На восьмой день тронулись в обратный путь. Ночью был дождь. Почвы здесь глинистые, поэтому у неподкованной лошади иногда скользят копыта, приходится быть все время на чеку, чтобы не свалиться вместе с ней. Как рассказали мои офицеры, любимец царя Лефорт чуть не стал инвалидом после падения вместе с лошадью во время Азовского похода. Я мог бы рассказать им более трагичные случаи, которые видел в других армиях и в другие эпохи, но не счел нужным. Со всех сторон несет гарью. Деревни рядом с городом сожгли в первый же день, но они до сих пор воняют. Завидев нас, бездомные собаки разбегаются в разные стороны, не гавкая, и издалека провожают внимательными взглядами. Иногда замечаем одинокого крестьянина или крестьянку, которые стремительно несутся от пожарища к ближайшему леску. Нас теперь боятся больше, чем шведов.
В обозе едет фургон, запряженный двумя крепкими упряжными лошадьми, которым управляет мой слуга Энрике. Фургон набит ценной добычей, а на ней сидит или, быть может, лежит Марта Зуяне. Ей теперь придется делить со мной тяготы походной жизни. Не скажу, что сильно огорчилась. Всё лучше, чем на чужбине стать крепостной крестьянкой, которую выдадут силком замуж за того, кого выберет хозяин. Обслуживать полковника намного легче и, как я заметил, а солдаты полка услышали, приятнее. Войдя во вкус, Марта перешла от попискиваний к протяжным стонам. Следом идет фургон подполковника Магнуса фон Неттельгорста с юной сожительницей Бирутой Бебиной и несколько офицерских, которым по чину не положен отдельный, поэтому делят на троих-четверых. Зато в офицерских фургонах то смех, то слезы — не скучно.

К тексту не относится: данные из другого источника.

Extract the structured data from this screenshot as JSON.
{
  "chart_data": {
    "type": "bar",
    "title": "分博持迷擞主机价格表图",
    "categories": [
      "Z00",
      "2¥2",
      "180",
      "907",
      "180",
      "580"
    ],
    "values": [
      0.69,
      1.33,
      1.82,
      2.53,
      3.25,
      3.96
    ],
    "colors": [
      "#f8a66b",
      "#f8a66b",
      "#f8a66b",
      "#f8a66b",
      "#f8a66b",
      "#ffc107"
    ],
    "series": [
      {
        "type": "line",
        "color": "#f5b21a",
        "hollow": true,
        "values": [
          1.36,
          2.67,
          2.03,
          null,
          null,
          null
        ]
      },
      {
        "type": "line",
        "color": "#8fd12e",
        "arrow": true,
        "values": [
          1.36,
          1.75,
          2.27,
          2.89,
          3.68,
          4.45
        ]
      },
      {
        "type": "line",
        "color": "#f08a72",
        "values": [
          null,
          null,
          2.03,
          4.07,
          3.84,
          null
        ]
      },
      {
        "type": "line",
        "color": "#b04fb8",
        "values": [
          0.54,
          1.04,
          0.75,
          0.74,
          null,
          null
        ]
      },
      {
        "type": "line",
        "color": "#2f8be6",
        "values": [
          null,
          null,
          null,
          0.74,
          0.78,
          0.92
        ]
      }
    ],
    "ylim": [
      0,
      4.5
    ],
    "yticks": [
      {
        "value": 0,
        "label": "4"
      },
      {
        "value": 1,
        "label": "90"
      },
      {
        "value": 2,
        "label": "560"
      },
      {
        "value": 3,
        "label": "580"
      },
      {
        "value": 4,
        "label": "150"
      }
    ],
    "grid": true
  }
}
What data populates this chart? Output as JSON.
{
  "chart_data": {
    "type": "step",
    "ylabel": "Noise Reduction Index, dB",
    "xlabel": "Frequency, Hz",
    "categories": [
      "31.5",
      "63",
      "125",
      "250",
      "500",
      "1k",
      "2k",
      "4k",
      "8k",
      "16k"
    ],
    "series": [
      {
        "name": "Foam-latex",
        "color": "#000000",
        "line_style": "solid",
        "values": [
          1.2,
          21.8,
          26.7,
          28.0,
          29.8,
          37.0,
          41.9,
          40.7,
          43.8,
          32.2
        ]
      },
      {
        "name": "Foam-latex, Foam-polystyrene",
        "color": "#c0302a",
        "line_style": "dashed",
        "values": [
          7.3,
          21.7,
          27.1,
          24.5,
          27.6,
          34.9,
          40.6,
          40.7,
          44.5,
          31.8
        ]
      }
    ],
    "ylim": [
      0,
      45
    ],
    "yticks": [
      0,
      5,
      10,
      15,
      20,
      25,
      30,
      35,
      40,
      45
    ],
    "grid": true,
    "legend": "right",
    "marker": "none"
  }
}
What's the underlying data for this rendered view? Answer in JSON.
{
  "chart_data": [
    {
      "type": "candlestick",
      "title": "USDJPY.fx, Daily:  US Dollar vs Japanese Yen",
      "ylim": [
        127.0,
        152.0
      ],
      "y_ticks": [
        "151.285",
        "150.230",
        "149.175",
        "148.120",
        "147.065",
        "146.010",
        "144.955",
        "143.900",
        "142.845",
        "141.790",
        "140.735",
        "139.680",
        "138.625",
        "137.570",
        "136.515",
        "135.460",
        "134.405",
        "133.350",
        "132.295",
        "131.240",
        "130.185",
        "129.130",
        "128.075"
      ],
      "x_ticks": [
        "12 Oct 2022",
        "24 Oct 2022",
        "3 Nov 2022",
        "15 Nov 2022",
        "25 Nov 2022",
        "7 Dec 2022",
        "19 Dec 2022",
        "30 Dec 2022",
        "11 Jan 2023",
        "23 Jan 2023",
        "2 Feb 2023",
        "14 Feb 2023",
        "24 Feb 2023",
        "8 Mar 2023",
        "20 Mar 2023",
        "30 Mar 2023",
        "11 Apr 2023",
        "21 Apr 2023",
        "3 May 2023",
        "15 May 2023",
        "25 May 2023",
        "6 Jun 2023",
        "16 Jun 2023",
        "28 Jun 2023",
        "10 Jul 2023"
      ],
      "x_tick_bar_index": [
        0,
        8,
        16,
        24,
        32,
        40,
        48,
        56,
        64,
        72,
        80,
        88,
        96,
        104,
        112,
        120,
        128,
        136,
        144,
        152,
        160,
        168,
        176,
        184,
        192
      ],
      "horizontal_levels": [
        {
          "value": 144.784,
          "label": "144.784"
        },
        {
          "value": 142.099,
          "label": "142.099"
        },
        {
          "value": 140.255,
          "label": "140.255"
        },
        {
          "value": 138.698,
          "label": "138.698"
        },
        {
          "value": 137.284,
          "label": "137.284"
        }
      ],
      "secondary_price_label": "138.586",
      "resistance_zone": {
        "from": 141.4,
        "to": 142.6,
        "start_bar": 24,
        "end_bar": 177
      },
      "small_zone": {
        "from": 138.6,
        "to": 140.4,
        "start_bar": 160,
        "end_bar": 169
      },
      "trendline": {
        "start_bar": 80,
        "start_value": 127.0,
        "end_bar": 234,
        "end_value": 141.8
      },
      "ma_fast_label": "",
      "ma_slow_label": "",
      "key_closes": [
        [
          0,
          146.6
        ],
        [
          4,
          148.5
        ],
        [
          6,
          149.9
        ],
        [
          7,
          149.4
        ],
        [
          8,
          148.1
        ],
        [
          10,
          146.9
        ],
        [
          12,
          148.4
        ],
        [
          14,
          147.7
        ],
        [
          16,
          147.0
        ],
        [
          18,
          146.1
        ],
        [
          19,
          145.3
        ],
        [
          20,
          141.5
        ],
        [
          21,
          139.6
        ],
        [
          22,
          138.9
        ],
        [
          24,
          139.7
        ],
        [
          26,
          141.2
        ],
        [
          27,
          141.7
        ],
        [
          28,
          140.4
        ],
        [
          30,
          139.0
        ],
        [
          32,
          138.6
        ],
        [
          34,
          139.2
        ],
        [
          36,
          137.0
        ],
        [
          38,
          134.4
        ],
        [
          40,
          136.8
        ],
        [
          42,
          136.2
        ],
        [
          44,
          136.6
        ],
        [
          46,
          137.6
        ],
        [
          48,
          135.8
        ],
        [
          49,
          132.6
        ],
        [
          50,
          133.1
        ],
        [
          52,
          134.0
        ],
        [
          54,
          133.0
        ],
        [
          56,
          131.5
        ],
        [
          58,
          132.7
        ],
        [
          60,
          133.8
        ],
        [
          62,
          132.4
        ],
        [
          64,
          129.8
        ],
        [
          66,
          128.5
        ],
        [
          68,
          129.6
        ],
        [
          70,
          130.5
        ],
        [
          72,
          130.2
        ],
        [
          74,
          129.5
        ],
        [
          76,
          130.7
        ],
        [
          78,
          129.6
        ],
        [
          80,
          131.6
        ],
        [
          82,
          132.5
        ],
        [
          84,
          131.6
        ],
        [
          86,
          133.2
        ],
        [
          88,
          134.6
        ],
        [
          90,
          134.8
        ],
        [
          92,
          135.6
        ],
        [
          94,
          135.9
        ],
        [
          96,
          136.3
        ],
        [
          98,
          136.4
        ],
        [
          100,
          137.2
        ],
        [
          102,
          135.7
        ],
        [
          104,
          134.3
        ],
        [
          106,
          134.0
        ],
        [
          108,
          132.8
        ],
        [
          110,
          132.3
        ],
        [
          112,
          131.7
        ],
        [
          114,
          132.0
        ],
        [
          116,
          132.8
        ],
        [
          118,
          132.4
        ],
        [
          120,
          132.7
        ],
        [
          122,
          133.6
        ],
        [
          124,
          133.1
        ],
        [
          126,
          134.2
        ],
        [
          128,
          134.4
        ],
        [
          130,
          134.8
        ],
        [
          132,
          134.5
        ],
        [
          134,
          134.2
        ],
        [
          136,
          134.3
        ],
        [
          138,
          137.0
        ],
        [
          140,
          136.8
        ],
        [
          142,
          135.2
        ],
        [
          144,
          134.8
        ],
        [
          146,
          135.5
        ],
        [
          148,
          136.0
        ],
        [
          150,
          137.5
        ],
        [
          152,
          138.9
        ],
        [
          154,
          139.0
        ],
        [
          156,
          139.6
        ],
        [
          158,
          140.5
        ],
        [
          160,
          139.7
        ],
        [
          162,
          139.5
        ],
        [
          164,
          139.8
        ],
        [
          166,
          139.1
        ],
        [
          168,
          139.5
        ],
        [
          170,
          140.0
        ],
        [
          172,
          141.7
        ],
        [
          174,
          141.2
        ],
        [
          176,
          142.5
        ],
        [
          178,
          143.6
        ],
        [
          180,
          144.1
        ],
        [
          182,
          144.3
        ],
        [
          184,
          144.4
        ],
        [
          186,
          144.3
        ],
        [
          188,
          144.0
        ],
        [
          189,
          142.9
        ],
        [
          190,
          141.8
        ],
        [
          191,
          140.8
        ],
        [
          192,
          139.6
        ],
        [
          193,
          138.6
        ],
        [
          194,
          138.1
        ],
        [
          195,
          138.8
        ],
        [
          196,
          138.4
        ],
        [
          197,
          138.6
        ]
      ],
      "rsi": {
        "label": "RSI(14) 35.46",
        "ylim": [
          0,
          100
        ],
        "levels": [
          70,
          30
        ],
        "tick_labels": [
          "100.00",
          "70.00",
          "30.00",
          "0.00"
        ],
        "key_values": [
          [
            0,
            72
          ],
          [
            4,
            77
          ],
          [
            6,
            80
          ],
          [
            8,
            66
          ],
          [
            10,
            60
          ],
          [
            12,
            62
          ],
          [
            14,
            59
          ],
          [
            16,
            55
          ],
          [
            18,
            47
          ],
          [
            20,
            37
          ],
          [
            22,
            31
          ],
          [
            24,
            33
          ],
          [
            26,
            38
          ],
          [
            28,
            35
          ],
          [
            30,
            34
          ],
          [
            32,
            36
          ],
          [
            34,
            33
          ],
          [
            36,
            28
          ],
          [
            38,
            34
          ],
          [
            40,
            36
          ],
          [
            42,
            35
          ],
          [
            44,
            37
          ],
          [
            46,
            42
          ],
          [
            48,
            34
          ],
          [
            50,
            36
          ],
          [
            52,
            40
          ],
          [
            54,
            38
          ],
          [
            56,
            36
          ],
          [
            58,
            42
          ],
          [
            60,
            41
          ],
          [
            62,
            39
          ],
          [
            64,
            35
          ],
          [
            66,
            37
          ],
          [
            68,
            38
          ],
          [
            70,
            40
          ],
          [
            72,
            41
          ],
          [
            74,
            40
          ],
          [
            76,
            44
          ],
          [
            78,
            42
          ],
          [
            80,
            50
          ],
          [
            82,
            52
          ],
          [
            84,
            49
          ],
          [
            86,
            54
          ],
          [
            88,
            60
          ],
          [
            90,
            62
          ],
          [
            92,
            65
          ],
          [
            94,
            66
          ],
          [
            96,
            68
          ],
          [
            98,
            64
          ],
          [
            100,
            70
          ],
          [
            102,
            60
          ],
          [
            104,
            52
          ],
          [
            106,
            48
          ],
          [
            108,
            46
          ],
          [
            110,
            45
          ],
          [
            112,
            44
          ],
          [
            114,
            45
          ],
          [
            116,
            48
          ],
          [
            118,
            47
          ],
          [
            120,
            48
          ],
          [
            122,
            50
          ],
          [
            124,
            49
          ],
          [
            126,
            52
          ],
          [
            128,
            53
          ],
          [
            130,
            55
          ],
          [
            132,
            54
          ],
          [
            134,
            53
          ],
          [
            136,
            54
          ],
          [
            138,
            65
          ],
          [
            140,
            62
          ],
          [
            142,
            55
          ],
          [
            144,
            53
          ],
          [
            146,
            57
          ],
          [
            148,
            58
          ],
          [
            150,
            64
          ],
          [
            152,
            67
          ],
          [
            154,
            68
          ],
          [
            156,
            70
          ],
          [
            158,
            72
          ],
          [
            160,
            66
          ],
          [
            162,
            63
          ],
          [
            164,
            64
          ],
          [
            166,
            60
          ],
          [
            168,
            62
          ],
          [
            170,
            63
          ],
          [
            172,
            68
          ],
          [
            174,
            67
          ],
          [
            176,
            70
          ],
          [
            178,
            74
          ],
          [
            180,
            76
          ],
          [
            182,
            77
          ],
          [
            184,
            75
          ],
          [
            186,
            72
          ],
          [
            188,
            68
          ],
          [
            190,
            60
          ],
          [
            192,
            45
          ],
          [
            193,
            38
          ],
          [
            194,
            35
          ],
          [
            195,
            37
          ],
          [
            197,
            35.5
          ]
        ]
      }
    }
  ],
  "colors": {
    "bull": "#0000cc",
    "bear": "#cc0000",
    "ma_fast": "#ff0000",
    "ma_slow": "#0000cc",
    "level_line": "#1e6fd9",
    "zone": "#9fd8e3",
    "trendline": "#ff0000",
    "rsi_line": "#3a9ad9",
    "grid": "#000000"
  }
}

В последней трети колонны идут или едут захваченные в плен солдаты, горожане и крестьяне. Кто смог, тот выкупился и отправился в соседний городок Венден или дальше, в Ригу, а остальные потопают в Псков, а потом — вглубь Российской империи. Там много земли и мало рабочих рук. В отличие от русских крестьян, у этих не будет права перехода к другому помещику. Их дети и внуки станут русскими. В Ливонию на освободившиеся земли набежит сброд из других стран, который через три века объявит себя аборигенами и будет обзывать оккупантами потомков тех, кто жил здесь до них. Вместе с пленными вглубь России пойдет и часть скота: рабочие лошади, волы и коровы. Остальной, а мы гоним еще и пару тысяч бычков, коз, баранов и свиней, останется для снабжения армии. Пленные мужчины шагают, приварив взгляд к дороге, а женщины часто оглядываются и ревут, прощаясь со старой жизнью.